Petit détail qui a son importance, The Franchise est une série HBO pour la plateforme Max, les deux étant des propriétés de Warner Discovery, au même titre que le studio DC. On peut mordre la main qui nous nourrit, mais pas trop quand même.
Un manque d’impartialité qu’il convenait de préciser, sans que cela nuise particulièrement au show. Est-ce que les fans de Marvel se sentiront plus précisément heurtés par les moqueries de The Franchise ? Pourquoi ils le seraient ? Cela fait des années que les médias spécialisés, à l’image de notre rédaction, couvrent l’envers du décor de ces productions et la série ne fait que mettre en images ce que tout à chacun a déjà pu lire, entendre, ou observer en personne, et c’est ce qui la rend aussi amusante. D’autres séries ne se sont d’ailleurs pas privées pour taper sur les supes avant The Franchise, à l’image de The Boys, qui depuis 4 ans, met à mal les justiciers en collants.

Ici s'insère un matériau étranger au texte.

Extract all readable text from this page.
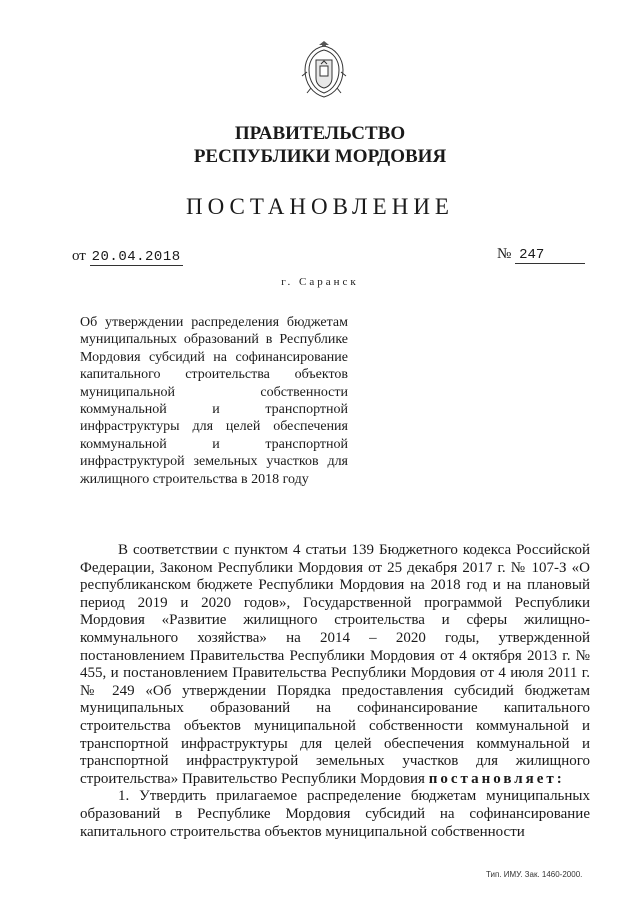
ПРАВИТЕЛЬСТВО
РЕСПУБЛИКИ МОРДОВИЯ
ПОСТАНОВЛЕНИЕ
от 20.04.2018	№ 247
г. Саранск
Об утверждении распределения бюджетам муниципальных образований в Республике Мордовия субсидий на софинансирование капитального строительства объектов муниципальной собственности коммунальной и транспортной инфраструктуры для целей обеспечения коммунальной и транспортной инфраструктурой земельных участков для жилищного строительства в 2018 году

В соответствии с пунктом 4 статьи 139 Бюджетного кодекса Российской Федерации, Законом Республики Мордовия от 25 декабря 2017 г. № 107-З «О республиканском бюджете Республики Мордовия на 2018 год и на плановый период 2019 и 2020 годов», Государственной программой Республики Мордовия «Развитие жилищного строительства и сферы жилищно-коммунального хозяйства» на 2014 – 2020 годы, утвержденной постановлением Правительства Республики Мордовия от 4 октября 2013 г. № 455, и постановлением Правительства Республики Мордовия от 4 июля 2011 г. № 249 «Об утверждении Порядка предоставления субсидий бюджетам муниципальных образований на софинансирование капитального строительства объектов муниципальной собственности коммунальной и транспортной инфраструктуры для целей обеспечения коммунальной и транспортной инфраструктурой земельных участков для жилищного строительства» Правительство Республики Мордовия постановляет:

1. Утвердить прилагаемое распределение бюджетам муниципальных образований в Республике Мордовия субсидий на софинансирование капитального строительства объектов муниципальной собственности

Тип. ИМУ. Зак. 1460-2000.
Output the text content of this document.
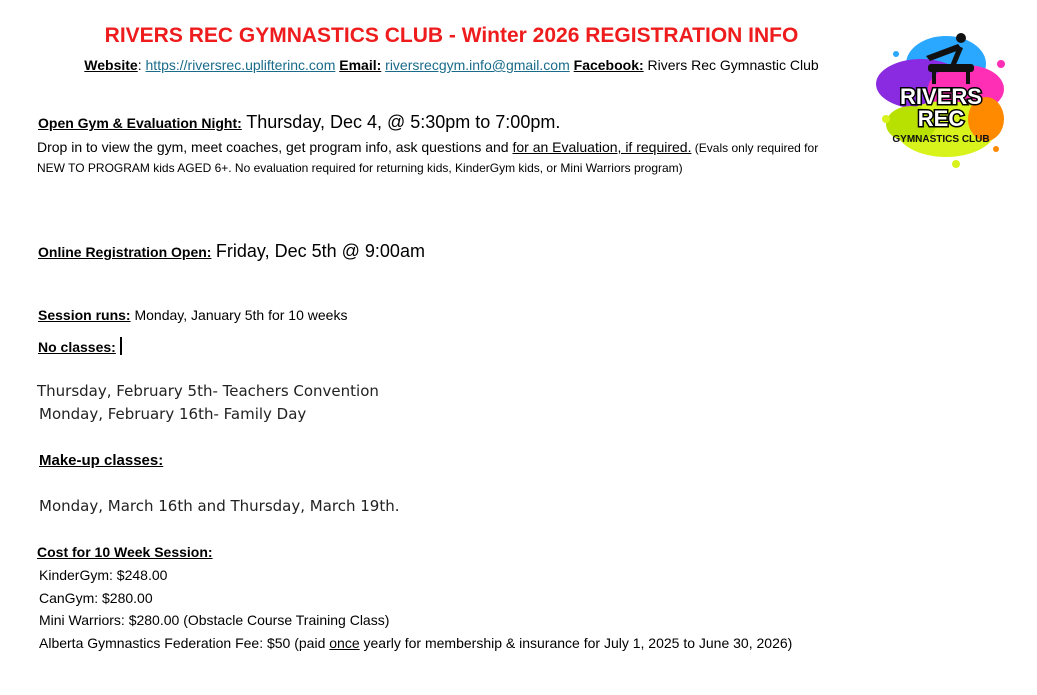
RIVERS REC GYMNASTICS CLUB - Winter 2026 REGISTRATION INFO
Website: https://riversrec.uplifterinc.com Email: riversrecgym.info@gmail.com Facebook: Rivers Rec Gymnastic Club
RIVERS
REC
GYMNASTICS CLUB
Open Gym & Evaluation Night: Thursday, Dec 4, @ 5:30pm to 7:00pm.
Drop in to view the gym, meet coaches, get program info, ask questions and for an Evaluation, if required. (Evals only required for NEW TO PROGRAM kids AGED 6+. No evaluation required for returning kids, KinderGym kids, or Mini Warriors program)
Online Registration Open: Friday, Dec 5th @ 9:00am
Session runs: Monday, January 5th for 10 weeks
No classes:
Thursday, February 5th- Teachers Convention
Monday, February 16th- Family Day
Make-up classes:
Monday, March 16th and Thursday, March 19th.
Cost for 10 Week Session:
KinderGym: $248.00
CanGym: $280.00
Mini Warriors: $280.00 (Obstacle Course Training Class)
Alberta Gymnastics Federation Fee: $50 (paid once yearly for membership & insurance for July 1, 2025 to June 30, 2026)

Une série Veep fait bien fait ?
Coïncidence, il se trouve que l’auteur de ces lignes a récemment rattrapé l’intégrale de Veep et la série d’Armando Iannucci hante littéralement The Franchise. Pas étonnant, l’homme est à la production et Jon Brown faisait partie de l’aventure. On y retrouve ce ton caustique, cette manière de disséquer un haut lieu de pouvoir (ici une superproduction hollywoodienne) au travers ceux qui tentent de faire marcher la machine, de la fonction la plus importante au simple rouage, avec ce qu’il faut de malchance et d’incompétence. Une filiation évidente et assumée au point où certains personnages semblent avoir simplement franchi la porte séparant les deux plateaux de tournage.

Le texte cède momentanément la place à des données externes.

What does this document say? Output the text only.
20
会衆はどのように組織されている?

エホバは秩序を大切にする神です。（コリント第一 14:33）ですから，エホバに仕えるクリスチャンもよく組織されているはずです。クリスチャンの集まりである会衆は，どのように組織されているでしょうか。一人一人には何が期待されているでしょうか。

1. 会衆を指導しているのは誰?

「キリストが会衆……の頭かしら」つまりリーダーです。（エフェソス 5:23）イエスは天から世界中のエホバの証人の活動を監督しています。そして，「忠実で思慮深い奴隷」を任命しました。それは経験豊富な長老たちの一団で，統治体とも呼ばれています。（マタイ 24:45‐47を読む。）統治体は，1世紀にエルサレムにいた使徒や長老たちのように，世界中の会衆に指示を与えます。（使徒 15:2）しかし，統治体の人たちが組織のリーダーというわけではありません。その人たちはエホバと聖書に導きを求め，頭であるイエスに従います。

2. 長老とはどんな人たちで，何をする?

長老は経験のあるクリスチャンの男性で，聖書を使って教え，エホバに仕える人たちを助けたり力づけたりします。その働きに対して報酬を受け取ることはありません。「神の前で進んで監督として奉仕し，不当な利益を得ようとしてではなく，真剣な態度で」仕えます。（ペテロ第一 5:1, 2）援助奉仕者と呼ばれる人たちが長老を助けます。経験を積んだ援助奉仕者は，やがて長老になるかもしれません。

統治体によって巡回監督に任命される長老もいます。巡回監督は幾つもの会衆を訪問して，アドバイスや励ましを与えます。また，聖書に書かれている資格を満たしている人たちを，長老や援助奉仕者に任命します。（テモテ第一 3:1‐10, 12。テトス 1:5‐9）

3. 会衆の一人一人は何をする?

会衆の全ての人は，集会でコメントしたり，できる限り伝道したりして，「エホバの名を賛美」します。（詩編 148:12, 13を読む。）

Une galerie de protagonistes composée de la figure centrale, Daniel (Himesh Patel), premier assistant-réalisateur qui se voit seconder par Dag (Lolly Adefope), troisième assistante. Chaque jour, il va devoir régler les problèmes de productions et d’ego entre un réalisateur allemand trop sûr de son talent et sa vision (Daniel Brühl), un acteur en constante insécurité par rapport à la pression du premier rôle (Billy Magnussen), l’antagoniste (peut-être) du film joué par un comédien d’expérience qui n’a aucune envie d’être là (Richard E. Grant), le porte-voix du studio autoritaire et grande gueule (Darren Goldstein) et une nouvelle productrice débarquée, qui se trouve avoir eu une histoire avec Daniel (Aya Cash).

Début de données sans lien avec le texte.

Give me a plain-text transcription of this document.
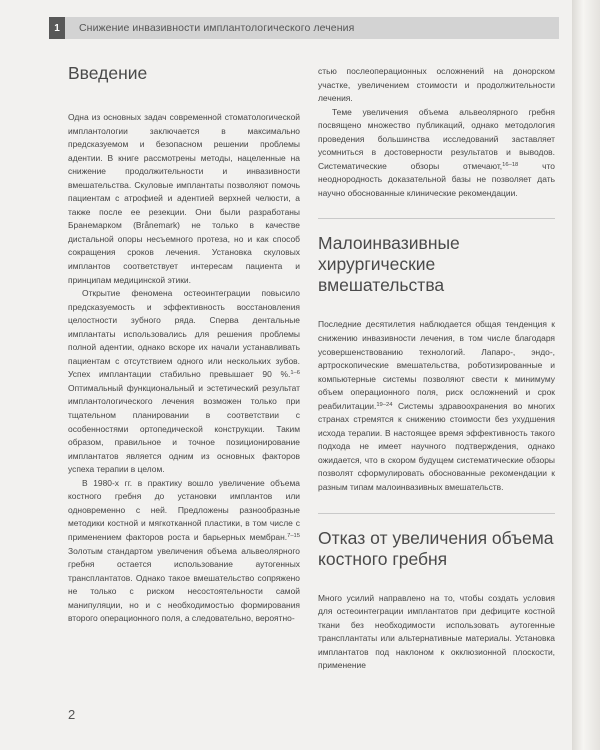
1	Снижение инвазивности имплантологического лечения
Введение

Одна из основных задач современной стоматологической имплантологии заключается в максимально предсказуемом и безопасном решении проблемы адентии. В книге рассмотрены методы, нацеленные на снижение продолжительности и инвазивности вмешательства. Скуловые имплантаты позволяют помочь пациентам с атрофией и адентией верхней челюсти, а также после ее резекции. Они были разработаны Бранемарком (Brånemark) не только в качестве дистальной опоры несъемного протеза, но и как способ сокращения сроков лечения. Установка скуловых имплантов соответствует интересам пациента и принципам медицинской этики.

Открытие феномена остеоинтеграции повысило предсказуемость и эффективность восстановления целостности зубного ряда. Сперва дентальные имплантаты использовались для решения проблемы полной адентии, однако вскоре их начали устанавливать пациентам с отсутствием одного или нескольких зубов. Успех имплантации стабильно превышает 90 %.$^{1-6}$ Оптимальный функциональный и эстетический результат имплантологического лечения возможен только при тщательном планировании в соответствии с особенностями ортопедической конструкции. Таким образом, правильное и точное позиционирование имплантатов является одним из основных факторов успеха терапии в целом.

В 1980-х гг. в практику вошло увеличение объема костного гребня до установки имплантов или одновременно с ней. Предложены разнообразные методики костной и мягкотканной пластики, в том числе с применением факторов роста и барьерных мембран.$^{7-15}$ Золотым стандартом увеличения объема альвеолярного гребня остается использование аутогенных трансплантатов. Однако такое вмешательство сопряжено не только с риском несостоятельности самой манипуляции, но и с необходимостью формирования второго операционного поля, а следовательно, вероятно-

стью послеоперационных осложнений на донорском участке, увеличением стоимости и продолжительности лечения.

Теме увеличения объема альвеолярного гребня посвящено множество публикаций, однако методология проведения большинства исследований заставляет усомниться в достоверности результатов и выводов. Систематические обзоры отмечают,$^{16-18}$ что неоднородность доказательной базы не позволяет дать научно обоснованные клинические рекомендации.

Малоинвазивные хирургические вмешательства

Последние десятилетия наблюдается общая тенденция к снижению инвазивности лечения, в том числе благодаря усовершенствованию технологий. Лапаро-, эндо-, артроскопические вмешательства, роботизированные и компьютерные системы позволяют свести к минимуму объем операционного поля, риск осложнений и срок реабилитации.$^{19-24}$ Системы здравоохранения во многих странах стремятся к снижению стоимости без ухудшения исхода терапии. В настоящее время эффективность такого подхода не имеет научного подтверждения, однако ожидается, что в скором будущем систематические обзоры позволят сформулировать обоснованные рекомендации к разным типам малоинвазивных вмешательств.

Отказ от увеличения объема костного гребня

Много усилий направлено на то, чтобы создать условия для остеоинтеграции имплантатов при дефиците костной ткани без необходимости использовать аутогенные трансплантаты или альтернативные материалы. Установка имплантатов под наклоном к окклюзионной плоскости, применение

2
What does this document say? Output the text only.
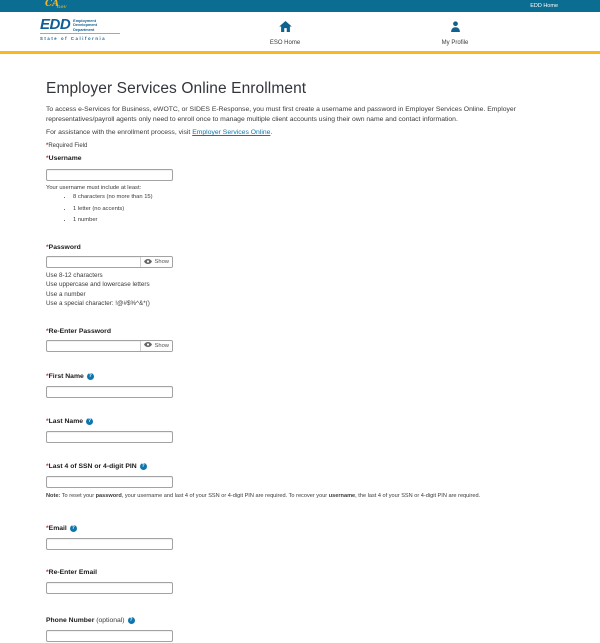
CA
GOV	EDD Home
EDD Employment
Development
Department
State of California
ESO Home	My Profile
Employer Services Online Enrollment

To access e-Services for Business, eWOTC, or SIDES E-Response, you must first create a username and password in Employer Services Online. Employer representatives/payroll agents only need to enroll once to manage multiple client accounts using their own name and contact information.

For assistance with the enrollment process, visit Employer Services Online.

*Required Field

*Username
Your username must include at least:
• 8 characters (no more than 15)
• 1 letter (no accents)
• 1 number
*Password
Show
Use 8-12 characters
Use uppercase and lowercase letters
Use a number
Use a special character: !@#$%^&*()
*Re-Enter Password
Show
*First Name ?
*Last Name ?
*Last 4 of SSN or 4-digit PIN ?

Note: To reset your password, your username and last 4 of your SSN or 4-digit PIN are required. To recover your username, the last 4 of your SSN or 4-digit PIN are required.

*Email ?
*Re-Enter Email
Phone Number (optional) ?
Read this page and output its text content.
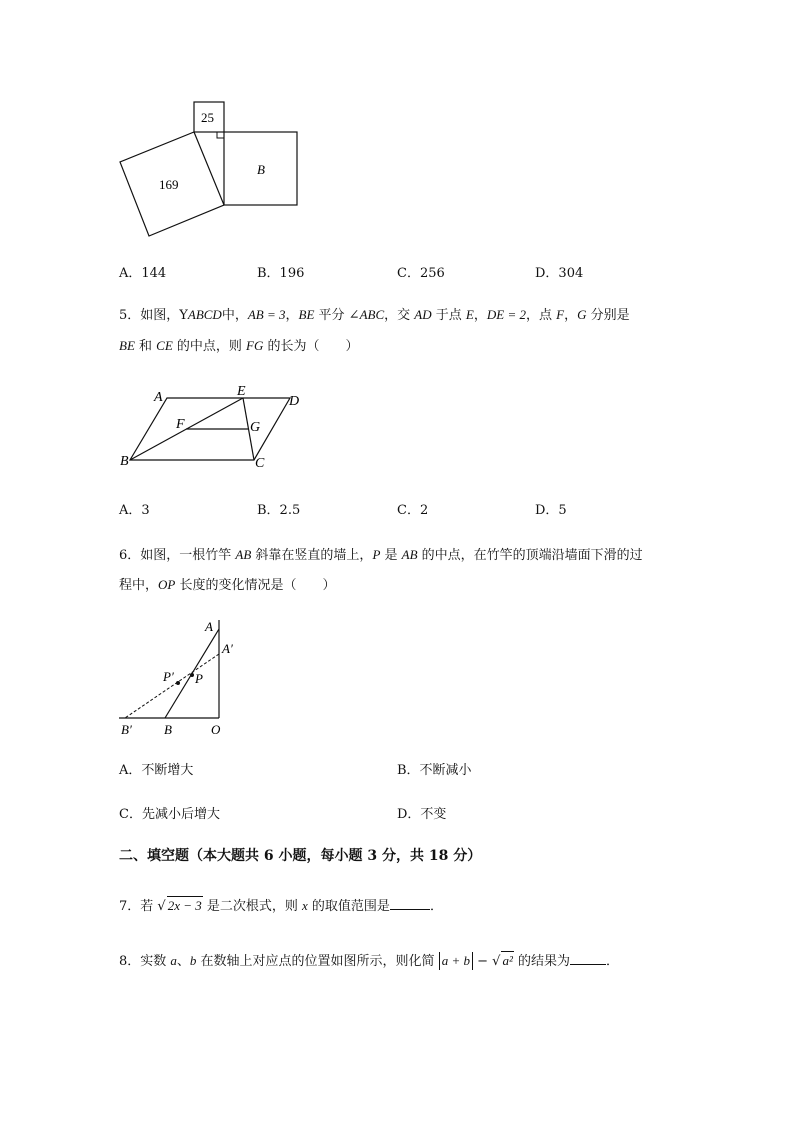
25
169
B
A．144	B．196	C．256	D．304
5．如图，YABCD中，AB = 3，BE 平分 ∠ABC，交 AD 于点 E，DE = 2，点 F，G 分别是
BE 和 CE 的中点，则 FG 的长为（　　）
A	E
D
F	G
B	C
A．3	B．2.5	C．2	D．5
6．如图，一根竹竿 AB 斜靠在竖直的墙上，P 是 AB 的中点，在竹竿的顶端沿墙面下滑的过
程中，OP 长度的变化情况是（　　）
A
A′
P′ P
B′ B	O
A．不断增大	B．不断减小
C．先减小后增大	D．不变
二、填空题（本大题共 6 小题，每小题 3 分，共 18 分）
7．若 √ 2x − 3 是二次根式，则 x 的取值范围是	．
8．实数 a、b 在数轴上对应点的位置如图所示，则化简 a + b − √ a² 的结果为	．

À chaque épisode son problème et la série nous amuse très souvent par son cynisme, son rappel à des faits réels et ses personnages caricaturaux. On enchaîne les huit épisodes de 30 minutes avec une grande facilité et un certain plaisir malsain de savoir ce qu’il pourrait bien encore foirer par la suite. À l’image de Sam Mendes à la réalisation du pilote qui, en un superbe plan-séquence, parvient à nous décrire toute la difficulté du travail de Daniel, il y a derrière The Franchise une équipe expérimentée qui sait maîtriser le rythme, le ton et l’humour. C’est une pause récréative qui divertit en tapant là où ça fait mal autour de références que tout le monde aura.
Une vision sur le long terme ?
Cependant, cet esprit Veep qui fait sa force est également sa principale limite. À l’image d’un décor claustrophobique où rien n’existe au-delà des murs du plateau de tournage, The Franchise apparaît rapidement avoir fait le tour de son sujet et peine à trouver une vraie existence au-delà de la moquerie.
Cela se ressent notamment dans la gestion de ses personnages, où aucun ne semble pouvoir dépasser son propre stéréotype et n’aura aucune existence une fois sa scène passée. Dans Veep, on sait ce que chacun veut, où il tend aller, son évolution possible. Ici, les interactions sont systématiquement raccourcies par l’urgence du calendrier de tournage, de sorte que certaines sous-intrigues sont bazardées, à l’image de la relation passée entre Daniel et Anita. Mention spéciale à Dag dont on ne comprendra jamais vraiment le rôle ni son intérêt sur le plateau.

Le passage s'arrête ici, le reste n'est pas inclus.